Like any businessperson, Wade saved up his little piles of waste until he had piles big enough to sell on the open market or pay to have shipped and tipped. New Jersey didn’t make it easy to store this stuff—the state’s Department of Environmental Protection was partly funded with fines and fees—so my paint cans and batteries traversed the Garden State to land at Wade’s “consolidation site” in Philadelphia. From the City of Brotherly Love, Wade told me with an air of great mystery, “it goes out to my various customers.”

When Tony and I got back to Park Slope, I stacked eighteen cans of enamel paint, turpentine, and sealant in the bottom of my trash can. The san men, on pickup day, took everything piled on top but left the painting supplies. The clerk at the Brooklyn 6 garage, when I phoned to complain, advised me to open the cans, let the paint dry out, then put them on the curb for the next pickup. I set up my paint farm, but after a week nothing had solidified. Beginning to get annoyed, I started randomly asking san men for advice. Finally, I had a consensus. After checking to make sure that no one was looking, I banged the cans shut, hid them inside a tightly tied black plastic sack, and closed the lid on my pail.
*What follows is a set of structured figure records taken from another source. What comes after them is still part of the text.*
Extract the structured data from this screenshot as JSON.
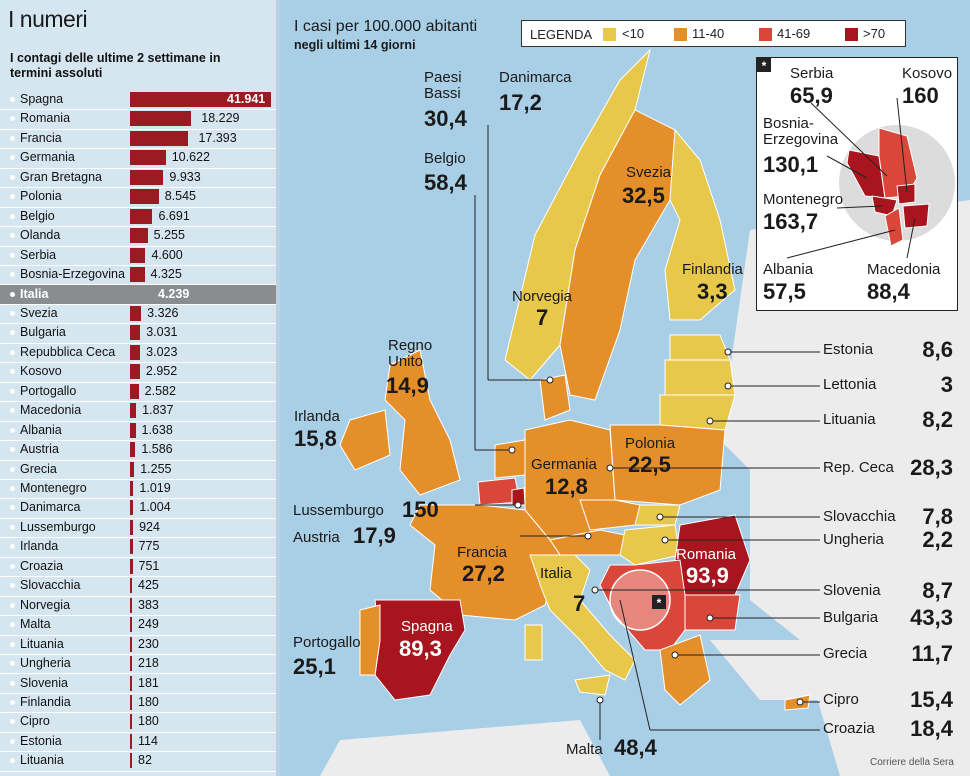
{
  "left_panel": {
    "title": "I numeri",
    "subtitle": "I contagi delle ultime 2 settimane in termini assoluti",
    "max_value": 41941,
    "highlight": "Italia",
    "rows": [
      {
        "name": "Spagna",
        "value": 41941,
        "label": "41.941"
      },
      {
        "name": "Romania",
        "value": 18229,
        "label": "18.229"
      },
      {
        "name": "Francia",
        "value": 17393,
        "label": "17.393"
      },
      {
        "name": "Germania",
        "value": 10622,
        "label": "10.622"
      },
      {
        "name": "Gran Bretagna",
        "value": 9933,
        "label": "9.933"
      },
      {
        "name": "Polonia",
        "value": 8545,
        "label": "8.545"
      },
      {
        "name": "Belgio",
        "value": 6691,
        "label": "6.691"
      },
      {
        "name": "Olanda",
        "value": 5255,
        "label": "5.255"
      },
      {
        "name": "Serbia",
        "value": 4600,
        "label": "4.600"
      },
      {
        "name": "Bosnia-Erzegovina",
        "value": 4325,
        "label": "4.325"
      },
      {
        "name": "Italia",
        "value": 4239,
        "label": "4.239"
      },
      {
        "name": "Svezia",
        "value": 3326,
        "label": "3.326"
      },
      {
        "name": "Bulgaria",
        "value": 3031,
        "label": "3.031"
      },
      {
        "name": "Repubblica Ceca",
        "value": 3023,
        "label": "3.023"
      },
      {
        "name": "Kosovo",
        "value": 2952,
        "label": "2.952"
      },
      {
        "name": "Portogallo",
        "value": 2582,
        "label": "2.582"
      },
      {
        "name": "Macedonia",
        "value": 1837,
        "label": "1.837"
      },
      {
        "name": "Albania",
        "value": 1638,
        "label": "1.638"
      },
      {
        "name": "Austria",
        "value": 1586,
        "label": "1.586"
      },
      {
        "name": "Grecia",
        "value": 1255,
        "label": "1.255"
      },
      {
        "name": "Montenegro",
        "value": 1019,
        "label": "1.019"
      },
      {
        "name": "Danimarca",
        "value": 1004,
        "label": "1.004"
      },
      {
        "name": "Lussemburgo",
        "value": 924,
        "label": "924"
      },
      {
        "name": "Irlanda",
        "value": 775,
        "label": "775"
      },
      {
        "name": "Croazia",
        "value": 751,
        "label": "751"
      },
      {
        "name": "Slovacchia",
        "value": 425,
        "label": "425"
      },
      {
        "name": "Norvegia",
        "value": 383,
        "label": "383"
      },
      {
        "name": "Malta",
        "value": 249,
        "label": "249"
      },
      {
        "name": "Lituania",
        "value": 230,
        "label": "230"
      },
      {
        "name": "Ungheria",
        "value": 218,
        "label": "218"
      },
      {
        "name": "Slovenia",
        "value": 181,
        "label": "181"
      },
      {
        "name": "Finlandia",
        "value": 180,
        "label": "180"
      },
      {
        "name": "Cipro",
        "value": 180,
        "label": "180"
      },
      {
        "name": "Estonia",
        "value": 114,
        "label": "114"
      },
      {
        "name": "Lituania",
        "value": 82,
        "label": "82"
      }
    ]
  },
  "map": {
    "title": "I casi per 100.000 abitanti",
    "subtitle": "negli ultimi 14 giorni",
    "legend": {
      "title": "LEGENDA",
      "items": [
        {
          "label": "<10",
          "color": "#e8c84a"
        },
        {
          "label": "11-40",
          "color": "#e58f2a"
        },
        {
          "label": "41-69",
          "color": "#d9473a"
        },
        {
          "label": ">70",
          "color": "#a8151f"
        }
      ]
    },
    "countries": {
      "paesi_bassi": {
        "name": "Paesi\nBassi",
        "value": "30,4"
      },
      "danimarca": {
        "name": "Danimarca",
        "value": "17,2"
      },
      "belgio": {
        "name": "Belgio",
        "value": "58,4"
      },
      "svezia": {
        "name": "Svezia",
        "value": "32,5"
      },
      "finlandia": {
        "name": "Finlandia",
        "value": "3,3"
      },
      "norvegia": {
        "name": "Norvegia",
        "value": "7"
      },
      "regno_unito": {
        "name": "Regno\nUnito",
        "value": "14,9"
      },
      "irlanda": {
        "name": "Irlanda",
        "value": "15,8"
      },
      "germania": {
        "name": "Germania",
        "value": "12,8"
      },
      "polonia": {
        "name": "Polonia",
        "value": "22,5"
      },
      "lussemburgo": {
        "name": "Lussemburgo",
        "value": "150"
      },
      "austria": {
        "name": "Austria",
        "value": "17,9"
      },
      "francia": {
        "name": "Francia",
        "value": "27,2"
      },
      "italia": {
        "name": "Italia",
        "value": "7"
      },
      "romania": {
        "name": "Romania",
        "value": "93,9"
      },
      "spagna": {
        "name": "Spagna",
        "value": "89,3"
      },
      "portogallo": {
        "name": "Portogallo",
        "value": "25,1"
      },
      "malta": {
        "name": "Malta",
        "value": "48,4"
      }
    },
    "right_list": [
      {
        "name": "Estonia",
        "value": "8,6"
      },
      {
        "name": "Lettonia",
        "value": "3"
      },
      {
        "name": "Lituania",
        "value": "8,2"
      },
      {
        "name": "Rep. Ceca",
        "value": "28,3"
      },
      {
        "name": "Slovacchia",
        "value": "7,8"
      },
      {
        "name": "Ungheria",
        "value": "2,2"
      },
      {
        "name": "Slovenia",
        "value": "8,7"
      },
      {
        "name": "Bulgaria",
        "value": "43,3"
      },
      {
        "name": "Grecia",
        "value": "11,7"
      },
      {
        "name": "Cipro",
        "value": "15,4"
      },
      {
        "name": "Croazia",
        "value": "18,4"
      }
    ],
    "inset": {
      "marker": "*",
      "serbia": {
        "name": "Serbia",
        "value": "65,9"
      },
      "kosovo": {
        "name": "Kosovo",
        "value": "160"
      },
      "bosnia": {
        "name": "Bosnia-\nErzegovina",
        "value": "130,1"
      },
      "montenegro": {
        "name": "Montenegro",
        "value": "163,7"
      },
      "albania": {
        "name": "Albania",
        "value": "57,5"
      },
      "macedonia": {
        "name": "Macedonia",
        "value": "88,4"
      }
    },
    "credit": "Corriere della Sera"
  },
  "colors": {
    "sea": "#a9cfe6",
    "land_other": "#ececec",
    "yellow": "#e8c84a",
    "orange": "#e58f2a",
    "red": "#d9473a",
    "darkred": "#a8151f",
    "panel": "#d6e6f0"
  }
}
Every day of the week except Sunday, New York’s san men heave computers, cathode ray monitors, printers, cell phones, fax machines, and other electronic paraphernalia into the back of their packer trucks. The bigger components lie on the sidewalks before pickup, sometimes for days, and are incorporated into the street life of the neighborhood. Construction workers take cigarette breaks perched atop seventeen-inch monitors; a CPU becomes a plinth for an azalea. This stuff, when the garbage truck comes around, isn’t mongo: it is junk, likely less than two years old (according to the alarums of environmental advocates) and already obsolete.
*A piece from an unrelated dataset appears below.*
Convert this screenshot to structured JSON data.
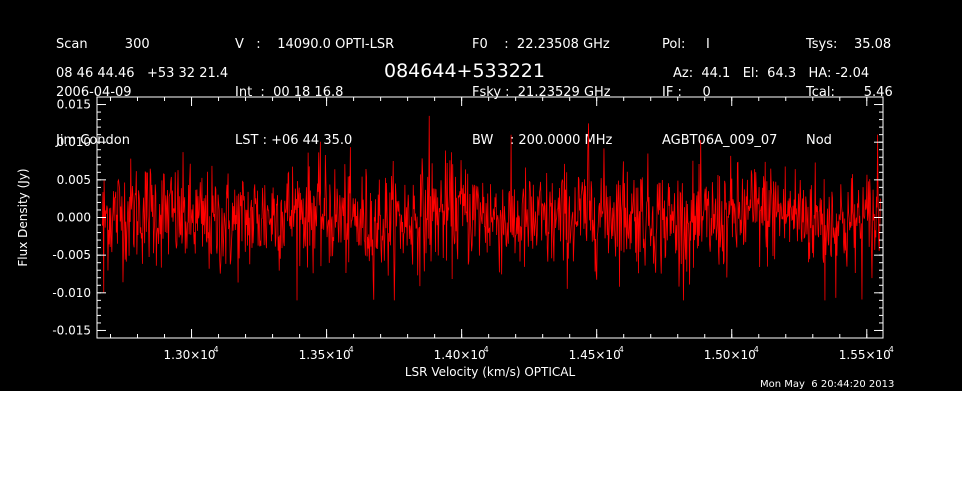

Across the nation, electronic waste is accumulating faster than anyone knows what to do with it—almost three times faster, in fact, than our overall municipal waste stream. According to the National Safety Council, nearly 250 million computers will become obsolete between 2004 and 2009. Carnegie Mellon University researchers have predicted that at least 150 million PCs will be buried in landfills by 2005, and by the following year, predicts the Silicon Valley Toxics Coalition (SVTC), some 163,420 computers and televisions will become obsolete every
day
. Where will all these gizmos go, and what impact will they have when they get there?
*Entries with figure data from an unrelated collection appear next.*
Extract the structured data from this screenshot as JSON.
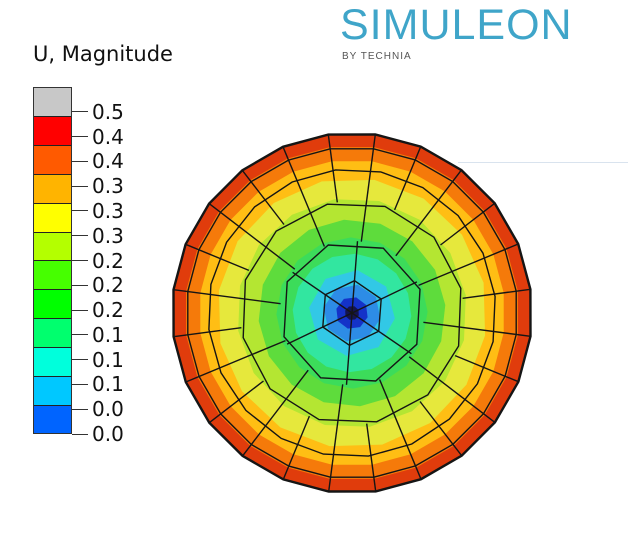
{
  "brand": {
    "name": "SIMULEON",
    "sub": "BY TECHNIA"
  },
  "legend": {
    "title": "U, Magnitude",
    "labels": [
      "0.5",
      "0.4",
      "0.4",
      "0.3",
      "0.3",
      "0.3",
      "0.2",
      "0.2",
      "0.2",
      "0.1",
      "0.1",
      "0.1",
      "0.0",
      "0.0"
    ],
    "colors": [
      "#c8c8c8",
      "#ff0000",
      "#ff5a00",
      "#ffb400",
      "#ffff00",
      "#b4ff00",
      "#46ff00",
      "#00ff00",
      "#00ff6e",
      "#00ffdc",
      "#00c8ff",
      "#0064ff",
      "#0000ff",
      "#323232"
    ]
  },
  "plot": {
    "contour_band_colors": [
      "#e03c0c",
      "#f57a0a",
      "#ffbe14",
      "#e6e83c",
      "#b4e632",
      "#5edc3c",
      "#3cdc5a",
      "#32e6a0",
      "#32c8e6",
      "#2d8ce6",
      "#1432c8",
      "#141450"
    ],
    "mesh_color": "#151515"
  }
}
Before I started to poke around my garbage, I had no clue that the computer sitting so innocently upon my desk, a virtual extension of my body, essential to my work and increasingly useful for buying more stuff, was such a riot of precious but pernicious materials. The average desktop monitor contains nearly four pounds of lead. (Electronic waste is the largest single source—about 40 percent—of lead in municipal dumps.) Printed circuit boards are dotted with antimony, silver, chromium, zinc, lead, tin, and copper. Cell phones have their own periodic arsenal: arsenic, antimony, beryllium, cadmium, copper, lead, nickel, and zinc. Exposure to these metals has been shown to cause abnormal brain development in children and nerve damage, endocrine disruption, and organ damage in adults.